As recently as May 2020 – amid silence from Powell after his ‘save the world’ moves in March – the Fed Funds futures market started to price in the possibility of negative rates by November 2000.
This echoed summer of 2016 when traders started to bet on the possibility of negative rates by 2017 as post-Brexit chaos sparked a slew of bets that The Fed would pause its rate-hike cycle and revert back to cuts.
Now, one day after Jay Powell vociferously pushed the anti-inflation-fighting stance of The Fed – promising to hike rates higher and hold them longer than the market expected… no matter what – something interesting just happened in the rates options market.
As Bloomberg’s Ed Bolingbroke reports, traders in the SOFR options markets have started to position for The Fed to shift to the zero lower bound by the middle of 2024.
One trader said 7,500 Jun24 SOFR 99.50/100.00 1×2 call spread were bought and we noted that open interest in both strikes is currently zero, so this position is new risk targeting a Fed Funds rate of 0%.
This would be a dramatic difference from the current (OIS) market-implied level of 3.70% by the middle of 2024 and even more from The Fed’s Median DotPlot projection of 4.625% by the end of 2023 and 3.875% by the end of 2024…

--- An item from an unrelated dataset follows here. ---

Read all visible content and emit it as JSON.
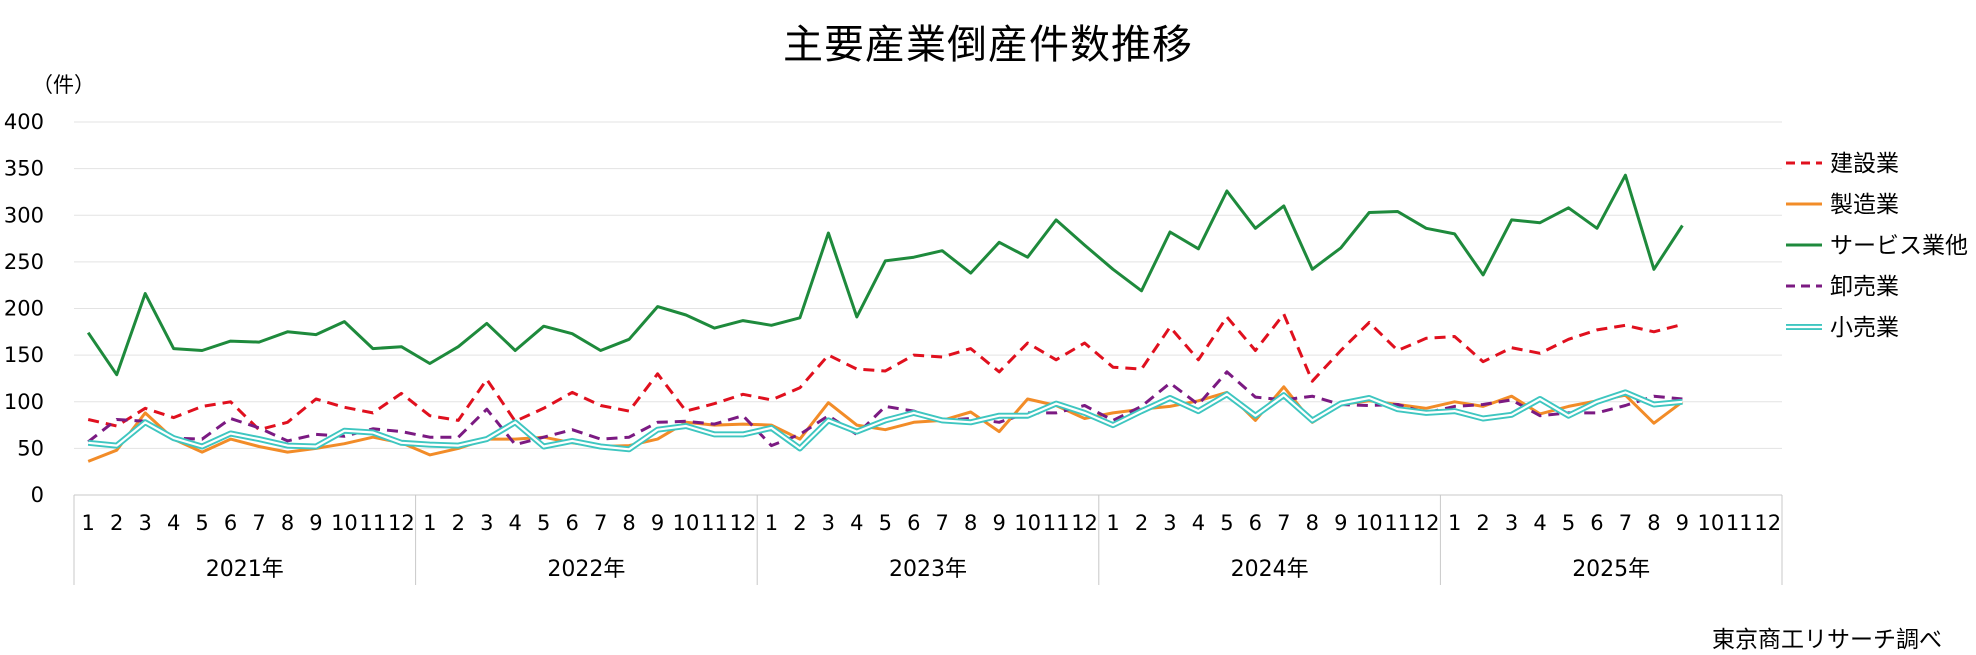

Some traders have described these positions as the cheapest ‘recession hedges’ around.
However, for The Fed to go from its projected rate level of around 4.625% – or even more conservatively, from the current level of 3.25% – to ZIRP, we would imagine a little more of a catastrophic event than a ‘recession’ (that would be a drop on the scale of the 2008 Lehman crisis response).